High-yield funds saw inflows of $15.1 million compared to inflows of $268.5 million the previous week.

Tax-exempt municipal money market funds saw inflows of $474 million for the week ending Oct. 14, bringing total assets to $140.591 billion, according to the Money Fund Report, a weekly publication of EPFR.

The average seven-day simple yield for all tax-free and municipal money-market funds fell to 2.29%.

Taxable money-fund assets saw $20.799 billion pulled, bringing the total to $7.182 trillion.

The average seven-day simple yield was at 3.78%.

The SIFMA Swap Index was at 2.31% on Wednesday compared to the previous week's 2.70%.

AAA scales
MMD's scale saw cuts on the front end and bumps outside of five years: 2.45% (+5) in 2026 and 2.35% (+2) in 2027. The five-year was 2.34% (unch), the 10-year was 2.78% (-4) and the 30-year was 4.13% (-3) at 3 p.m.
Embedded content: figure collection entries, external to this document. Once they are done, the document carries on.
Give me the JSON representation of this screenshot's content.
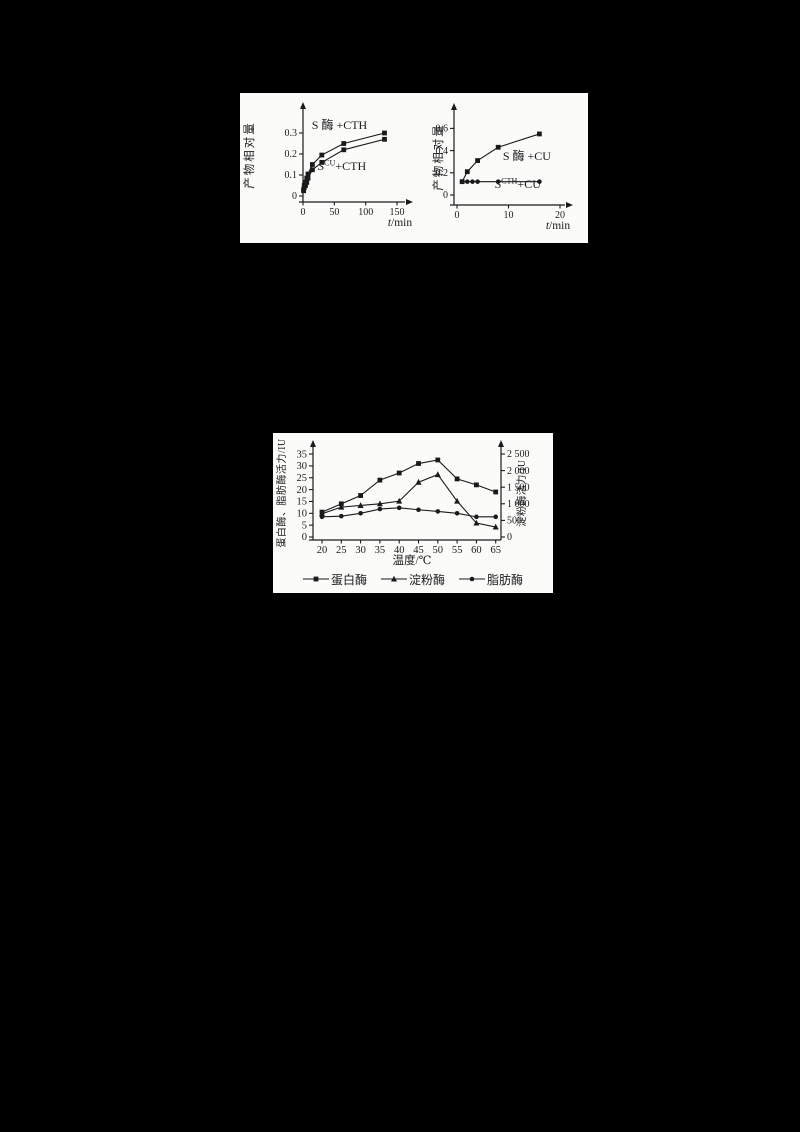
{
  "page": {
    "background": "#000000",
    "panel_background": "#fbfbfa",
    "ink": "#1a1a1a"
  },
  "chart_data": [
    {
      "type": "line",
      "title": "",
      "ylabel": "产物相对量",
      "xlabel_parts": [
        {
          "t": "t",
          "i": true
        },
        {
          "t": "/min"
        }
      ],
      "xlim": [
        0,
        165
      ],
      "ylim": [
        0,
        0.36
      ],
      "grid": false,
      "xticks": [
        {
          "v": 0,
          "label": "0"
        },
        {
          "v": 50,
          "label": "50"
        },
        {
          "v": 100,
          "label": "100"
        },
        {
          "v": 150,
          "label": "150"
        }
      ],
      "yticks": [
        {
          "v": 0,
          "label": "0"
        },
        {
          "v": 0.1,
          "label": "0.1"
        },
        {
          "v": 0.2,
          "label": "0.2"
        },
        {
          "v": 0.3,
          "label": "0.3"
        }
      ],
      "series": [
        {
          "name": "S酶+CTH",
          "marker": "square",
          "x": [
            1,
            2,
            4,
            6,
            8,
            15,
            30,
            65,
            130
          ],
          "y": [
            0.03,
            0.05,
            0.065,
            0.085,
            0.105,
            0.15,
            0.195,
            0.25,
            0.3
          ]
        },
        {
          "name": "SCU+CTH",
          "marker": "square",
          "x": [
            1,
            2,
            4,
            6,
            8,
            15,
            30,
            65,
            130
          ],
          "y": [
            0.025,
            0.04,
            0.05,
            0.065,
            0.085,
            0.125,
            0.16,
            0.22,
            0.27
          ]
        }
      ],
      "annotations": [
        {
          "parts": [
            {
              "t": "S 酶 +CTH"
            }
          ],
          "x": 14,
          "y": 0.32
        },
        {
          "parts": [
            {
              "t": "S",
              "i": true
            },
            {
              "t": "CU",
              "sup": true
            },
            {
              "t": "+CTH"
            }
          ],
          "x": 24,
          "y": 0.124
        }
      ]
    },
    {
      "type": "line",
      "title": "",
      "ylabel": "产物相对量",
      "xlabel_parts": [
        {
          "t": "t",
          "i": true
        },
        {
          "t": "/min"
        }
      ],
      "xlim": [
        0,
        22.5
      ],
      "ylim": [
        0,
        0.66
      ],
      "grid": false,
      "xticks": [
        {
          "v": 0,
          "label": "0"
        },
        {
          "v": 10,
          "label": "10"
        },
        {
          "v": 20,
          "label": "20"
        }
      ],
      "yticks": [
        {
          "v": 0,
          "label": "0"
        },
        {
          "v": 0.2,
          "label": "0.2"
        },
        {
          "v": 0.4,
          "label": "0.4"
        },
        {
          "v": 0.6,
          "label": "0.6"
        }
      ],
      "series": [
        {
          "name": "S酶+CU",
          "marker": "square",
          "x": [
            1,
            2,
            4,
            8,
            16
          ],
          "y": [
            0.12,
            0.21,
            0.31,
            0.43,
            0.55
          ]
        },
        {
          "name": "SCTH+CU",
          "marker": "circle",
          "x": [
            1,
            2,
            3,
            4,
            8,
            16
          ],
          "y": [
            0.12,
            0.12,
            0.12,
            0.12,
            0.12,
            0.12
          ]
        }
      ],
      "annotations": [
        {
          "parts": [
            {
              "t": "S 酶 +CU"
            }
          ],
          "x": 8.9,
          "y": 0.315
        },
        {
          "parts": [
            {
              "t": "S",
              "i": true
            },
            {
              "t": "CTH",
              "sup": true
            },
            {
              "t": "+CU"
            }
          ],
          "x": 7.4,
          "y": 0.063
        }
      ]
    },
    {
      "type": "line",
      "title": "",
      "ylabel_left": "蛋白酶、脂肪酶活力/IU",
      "ylabel_right": "淀粉酶活力/IU",
      "xlabel_parts": [
        {
          "t": "温度/℃"
        }
      ],
      "xlim": [
        20,
        65
      ],
      "ylim_left": [
        0,
        37
      ],
      "ylim_right": [
        0,
        2650
      ],
      "grid": false,
      "x": [
        20,
        25,
        30,
        35,
        40,
        45,
        50,
        55,
        60,
        65
      ],
      "xticks": [
        {
          "v": 20,
          "label": "20"
        },
        {
          "v": 25,
          "label": "25"
        },
        {
          "v": 30,
          "label": "30"
        },
        {
          "v": 35,
          "label": "35"
        },
        {
          "v": 40,
          "label": "40"
        },
        {
          "v": 45,
          "label": "45"
        },
        {
          "v": 50,
          "label": "50"
        },
        {
          "v": 55,
          "label": "55"
        },
        {
          "v": 60,
          "label": "60"
        },
        {
          "v": 65,
          "label": "65"
        }
      ],
      "yticks_left": [
        {
          "v": 0,
          "label": "0"
        },
        {
          "v": 5,
          "label": "5"
        },
        {
          "v": 10,
          "label": "10"
        },
        {
          "v": 15,
          "label": "15"
        },
        {
          "v": 20,
          "label": "20"
        },
        {
          "v": 25,
          "label": "25"
        },
        {
          "v": 30,
          "label": "30"
        },
        {
          "v": 35,
          "label": "35"
        }
      ],
      "yticks_right": [
        {
          "v": 0,
          "label": "0"
        },
        {
          "v": 500,
          "label": "500"
        },
        {
          "v": 1000,
          "label": "1 000"
        },
        {
          "v": 1500,
          "label": "1 500"
        },
        {
          "v": 2000,
          "label": "2 000"
        },
        {
          "v": 2500,
          "label": "2 500"
        }
      ],
      "series": [
        {
          "name": "蛋白酶",
          "marker": "square",
          "axis": "left",
          "values": [
            10.5,
            14,
            17.5,
            24,
            27,
            31,
            32.5,
            24.5,
            22,
            19
          ]
        },
        {
          "name": "淀粉酶",
          "marker": "triangle",
          "axis": "right",
          "values": [
            700,
            900,
            950,
            1000,
            1080,
            1650,
            1880,
            1080,
            420,
            300
          ]
        },
        {
          "name": "脂肪酶",
          "marker": "circle",
          "axis": "left",
          "values": [
            8.5,
            8.8,
            10,
            11.8,
            12.3,
            11.5,
            10.8,
            10,
            8.5,
            8.5
          ]
        }
      ],
      "legend": [
        {
          "marker": "square",
          "label": "蛋白酶"
        },
        {
          "marker": "triangle",
          "label": "淀粉酶"
        },
        {
          "marker": "circle",
          "label": "脂肪酶"
        }
      ]
    }
  ]
}
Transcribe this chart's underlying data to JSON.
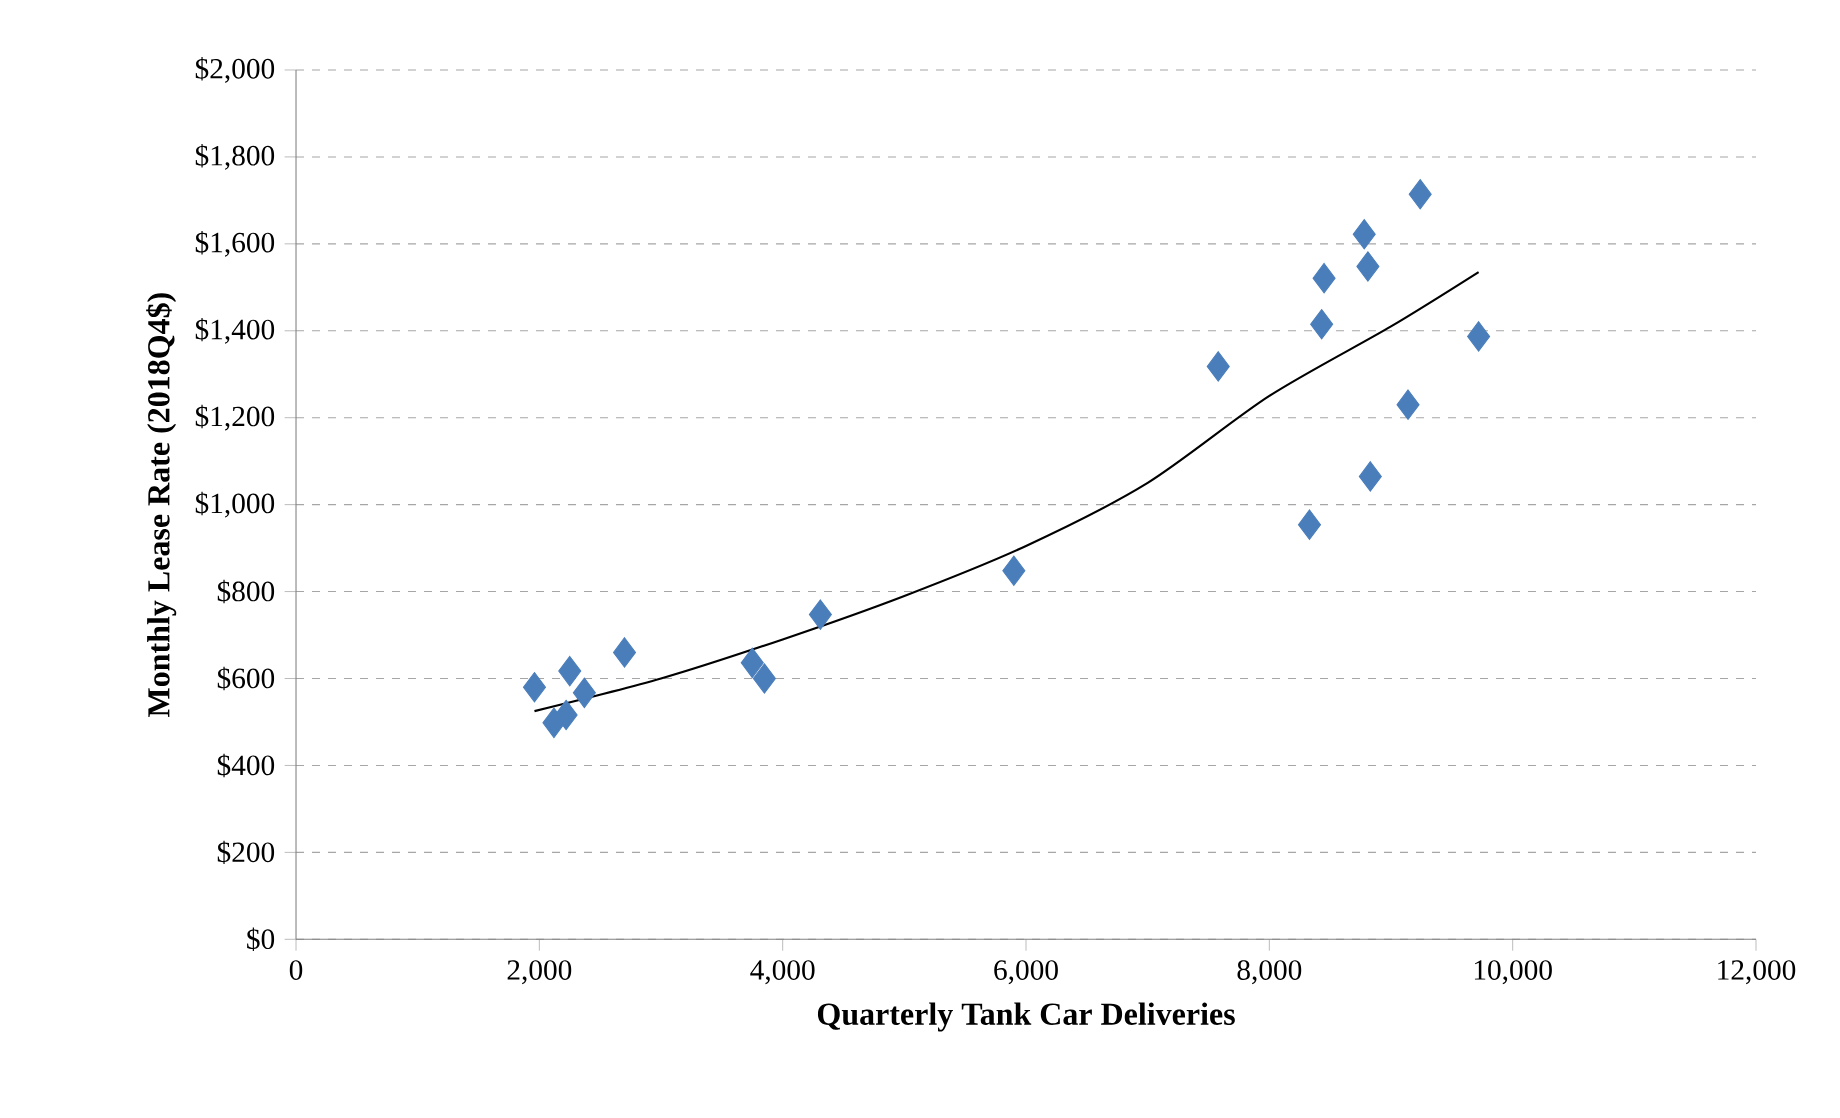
{
  "chart_data": {
    "type": "scatter",
    "xlabel": "Quarterly  Tank Car Deliveries",
    "ylabel": "Monthly  Lease Rate (2018Q4$)",
    "xlim": [
      0,
      12000
    ],
    "ylim": [
      0,
      2000
    ],
    "xticks": [
      {
        "value": 0,
        "label": "0"
      },
      {
        "value": 2000,
        "label": "2,000"
      },
      {
        "value": 4000,
        "label": "4,000"
      },
      {
        "value": 6000,
        "label": "6,000"
      },
      {
        "value": 8000,
        "label": "8,000"
      },
      {
        "value": 10000,
        "label": "10,000"
      },
      {
        "value": 12000,
        "label": "12,000"
      }
    ],
    "yticks": [
      {
        "value": 0,
        "label": "$0"
      },
      {
        "value": 200,
        "label": "$200"
      },
      {
        "value": 400,
        "label": "$400"
      },
      {
        "value": 600,
        "label": "$600"
      },
      {
        "value": 800,
        "label": "$800"
      },
      {
        "value": 1000,
        "label": "$1,000"
      },
      {
        "value": 1200,
        "label": "$1,200"
      },
      {
        "value": 1400,
        "label": "$1,400"
      },
      {
        "value": 1600,
        "label": "$1,600"
      },
      {
        "value": 1800,
        "label": "$1,800"
      },
      {
        "value": 2000,
        "label": "$2,000"
      }
    ],
    "grid": "y",
    "marker": "diamond",
    "series": [
      {
        "color": "#4a7ebb",
        "x": [
          1960,
          2120,
          2220,
          2250,
          2370,
          2700,
          3750,
          3850,
          4310,
          5900,
          7580,
          8330,
          8430,
          8450,
          8780,
          8810,
          8830,
          9140,
          9240,
          9720
        ],
        "values": [
          580,
          498,
          516,
          617,
          567,
          660,
          636,
          600,
          747,
          848,
          1318,
          954,
          1415,
          1521,
          1622,
          1548,
          1065,
          1230,
          1714,
          1387
        ]
      },
      {
        "type": "line",
        "color": "#000000",
        "marker": "none",
        "x": [
          1960,
          3000,
          4000,
          5000,
          6000,
          7000,
          8000,
          9000,
          9720
        ],
        "values": [
          525,
          600,
          690,
          790,
          905,
          1050,
          1250,
          1410,
          1535
        ]
      }
    ]
  }
}
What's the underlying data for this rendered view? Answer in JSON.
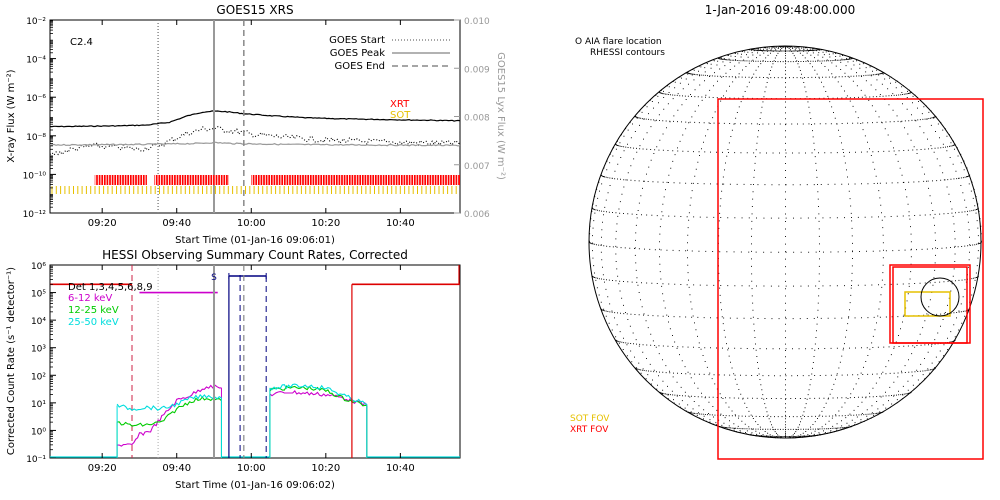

The ICE AAA yield curve was bumped up to five basis points: 2.43% (unch) in 2026 and 2.33% (unch) in 2027. The five-year was at 2.34% (-1), the 10-year was at 2.78% (-3) and the 30-year was at 4.10% (-2) at 4 p.m.

The S&P Global Market Intelligence municipal curve was bumped three basis points six years and out: The one-year was at 2.44% (+4) in 2025 and 2.36% (+4) in 2026. The five-year was at 2.33% (unch), the 10-year was at 2.79% (-3) and the 30-year yield was at 4.12% (-3) at 3 p.m.

Bloomberg BVAL saw cuts on the front end and bumped out long: 2.39% (+5) in 2025 and 2.35% (+4) in 2026. The five-year at 2.25% (unch), the 10-year at 2.77% (-3) and the 30-year at 4.08% (-3) at 4 p.m.

Treasuries were firmer.

The two-year UST was yielding 3.423% (-8), the three-year was at 3.429% (-7), the five-year at 3.551% (-7), the 10-year at 3.975% (-5), the 20-year at 4.551% (-4) and the 30-year at 4.582% (-4) near the close.